Looking forward, would you recommend engineering as a
career path to women?
Jude Garzolini: Engineering is an outstanding career path for women. The research from the Extraordinary Women Engineers Project identified that the career motivators for high school girls align with the realities of engineering careers. Engineering is about creativity, design, and innovation. Both the overall demand for people with technical expertise and the value placed on diversity in engineering offer women a lucrative and rewarding career.
Kate Colborn: Electrical and electronics engineering and its applications impact all corners of modern life. A new study from the Commission on Professionals in Science and Technology projects that in the next 10 years, there will be about 32,000 more jobs for EEs alone than there were in 2004.
What career advice do you have for women currently working
in engineering? What about students who are considering the profession?
Mary Ellen Randall: Stay with it! Women who work in this industry tend to do very well. Build a strong network of women and men who will help and support you. Relationships will add to your success. Be sure to find good mentors and utilize them to help you understand corporate culture, keep you up to date on what is happening in the workplace, as a sounding board for putting ideas into practice, and to make introductions for you and open doors.
Kate Colborn: For professionals: network, network, network. For those willing to invest the time and energy, there are lots of avenues and many rewards. Being active in SWE or another professional society, or in company networking and diversity groups, gives women a chance to practice and demonstrate leadership skills. It can also make women techies visible to management in ways that their day-to-day jobs don't. From my observations of the successful women engineers I interview, involvement beyond the narrow requirements of their jobs is the most consistent similarity. Students should do everything they can to land real-world internships. Internships are essential on a resume and are also a great way to find out if engineering is the right career choice. Students can connect with campus SWE chapters or take advantage of "tech camp" programs and job-shadow days to get a sense of what the engineering profession involves. Or check out MentorNet.org to find an online connection with a working female engineer.

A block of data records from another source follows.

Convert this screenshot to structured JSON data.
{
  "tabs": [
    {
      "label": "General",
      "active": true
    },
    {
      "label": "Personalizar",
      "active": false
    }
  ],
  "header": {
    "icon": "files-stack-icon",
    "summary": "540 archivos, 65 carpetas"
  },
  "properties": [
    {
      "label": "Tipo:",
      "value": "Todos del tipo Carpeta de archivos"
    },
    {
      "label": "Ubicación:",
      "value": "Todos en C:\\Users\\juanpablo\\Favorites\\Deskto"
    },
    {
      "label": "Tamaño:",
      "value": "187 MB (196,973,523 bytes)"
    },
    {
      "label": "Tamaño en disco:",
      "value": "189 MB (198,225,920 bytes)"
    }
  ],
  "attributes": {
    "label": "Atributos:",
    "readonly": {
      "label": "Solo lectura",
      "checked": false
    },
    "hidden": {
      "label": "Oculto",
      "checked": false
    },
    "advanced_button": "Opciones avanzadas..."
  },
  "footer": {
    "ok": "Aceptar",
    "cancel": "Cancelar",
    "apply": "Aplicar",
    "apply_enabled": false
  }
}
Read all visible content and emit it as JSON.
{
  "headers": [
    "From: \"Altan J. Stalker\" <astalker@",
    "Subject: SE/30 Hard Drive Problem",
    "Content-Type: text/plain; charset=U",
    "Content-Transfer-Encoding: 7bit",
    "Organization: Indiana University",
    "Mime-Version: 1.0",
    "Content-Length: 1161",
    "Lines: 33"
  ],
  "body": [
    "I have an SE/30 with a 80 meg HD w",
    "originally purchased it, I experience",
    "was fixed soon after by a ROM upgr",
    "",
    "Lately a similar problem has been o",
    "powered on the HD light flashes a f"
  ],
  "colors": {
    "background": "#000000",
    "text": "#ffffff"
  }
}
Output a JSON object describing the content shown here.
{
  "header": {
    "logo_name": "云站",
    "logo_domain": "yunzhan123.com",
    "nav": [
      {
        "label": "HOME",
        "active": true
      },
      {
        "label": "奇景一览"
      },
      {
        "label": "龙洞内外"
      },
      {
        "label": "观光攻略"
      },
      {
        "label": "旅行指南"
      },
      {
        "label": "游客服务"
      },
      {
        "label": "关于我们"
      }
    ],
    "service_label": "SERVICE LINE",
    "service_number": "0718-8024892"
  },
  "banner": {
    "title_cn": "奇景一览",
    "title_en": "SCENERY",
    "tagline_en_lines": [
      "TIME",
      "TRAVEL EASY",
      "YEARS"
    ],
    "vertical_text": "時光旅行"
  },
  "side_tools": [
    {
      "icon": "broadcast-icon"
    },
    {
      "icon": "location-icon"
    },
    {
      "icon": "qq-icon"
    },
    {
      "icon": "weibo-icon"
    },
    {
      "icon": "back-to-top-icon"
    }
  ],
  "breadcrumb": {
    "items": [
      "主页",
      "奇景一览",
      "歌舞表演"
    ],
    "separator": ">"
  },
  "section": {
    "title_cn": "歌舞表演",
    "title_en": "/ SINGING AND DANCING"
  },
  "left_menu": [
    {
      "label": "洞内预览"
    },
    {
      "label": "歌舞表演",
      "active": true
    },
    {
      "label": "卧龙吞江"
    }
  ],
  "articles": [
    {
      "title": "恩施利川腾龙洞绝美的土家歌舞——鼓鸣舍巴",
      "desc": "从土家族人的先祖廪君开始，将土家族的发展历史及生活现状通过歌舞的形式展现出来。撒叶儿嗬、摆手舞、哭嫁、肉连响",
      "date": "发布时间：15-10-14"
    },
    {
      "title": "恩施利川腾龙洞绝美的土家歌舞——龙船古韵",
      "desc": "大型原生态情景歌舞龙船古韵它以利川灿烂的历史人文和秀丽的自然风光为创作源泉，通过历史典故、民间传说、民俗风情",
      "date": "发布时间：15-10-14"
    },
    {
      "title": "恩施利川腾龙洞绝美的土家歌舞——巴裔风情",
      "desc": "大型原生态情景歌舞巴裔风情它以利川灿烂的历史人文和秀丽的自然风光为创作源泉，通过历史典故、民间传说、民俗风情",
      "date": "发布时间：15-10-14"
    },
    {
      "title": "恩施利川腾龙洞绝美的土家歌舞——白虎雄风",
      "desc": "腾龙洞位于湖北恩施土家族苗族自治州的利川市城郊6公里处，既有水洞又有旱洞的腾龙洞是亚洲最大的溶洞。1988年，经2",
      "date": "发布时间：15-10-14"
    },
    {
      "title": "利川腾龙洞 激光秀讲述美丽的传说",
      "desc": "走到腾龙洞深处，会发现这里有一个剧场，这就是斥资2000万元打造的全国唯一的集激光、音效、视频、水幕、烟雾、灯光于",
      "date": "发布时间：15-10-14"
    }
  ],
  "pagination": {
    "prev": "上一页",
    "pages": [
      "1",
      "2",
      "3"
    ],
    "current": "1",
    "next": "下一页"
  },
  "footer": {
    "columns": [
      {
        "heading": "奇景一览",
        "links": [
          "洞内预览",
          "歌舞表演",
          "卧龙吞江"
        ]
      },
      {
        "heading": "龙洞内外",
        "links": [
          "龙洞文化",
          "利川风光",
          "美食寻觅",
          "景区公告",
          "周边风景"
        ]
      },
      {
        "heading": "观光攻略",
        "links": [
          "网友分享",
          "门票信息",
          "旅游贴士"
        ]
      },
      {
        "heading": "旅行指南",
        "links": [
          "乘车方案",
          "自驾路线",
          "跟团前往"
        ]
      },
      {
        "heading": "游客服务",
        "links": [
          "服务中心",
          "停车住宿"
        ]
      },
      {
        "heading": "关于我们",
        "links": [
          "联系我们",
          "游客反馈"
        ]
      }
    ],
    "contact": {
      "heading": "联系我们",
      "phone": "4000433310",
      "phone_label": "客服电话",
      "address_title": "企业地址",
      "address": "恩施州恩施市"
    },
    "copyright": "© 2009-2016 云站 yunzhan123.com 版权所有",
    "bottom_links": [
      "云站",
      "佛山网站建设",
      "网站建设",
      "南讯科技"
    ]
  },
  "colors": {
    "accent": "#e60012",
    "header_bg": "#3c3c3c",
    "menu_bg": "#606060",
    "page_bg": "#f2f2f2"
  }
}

C. Diane Matt: Many books and Web sites are available for girls interested in engineering careers or just interested in learning more about engineering. The National Engineers Week (NEW) Girl Day website has a great list: www.eweek.org/site/News/Eweek/girlsday_resources.shtml. I would also encourage interested students to find a mentor, either a woman or a man, who knows about engineering, who can answer their questions, and who they can talk to about their interests and concerns.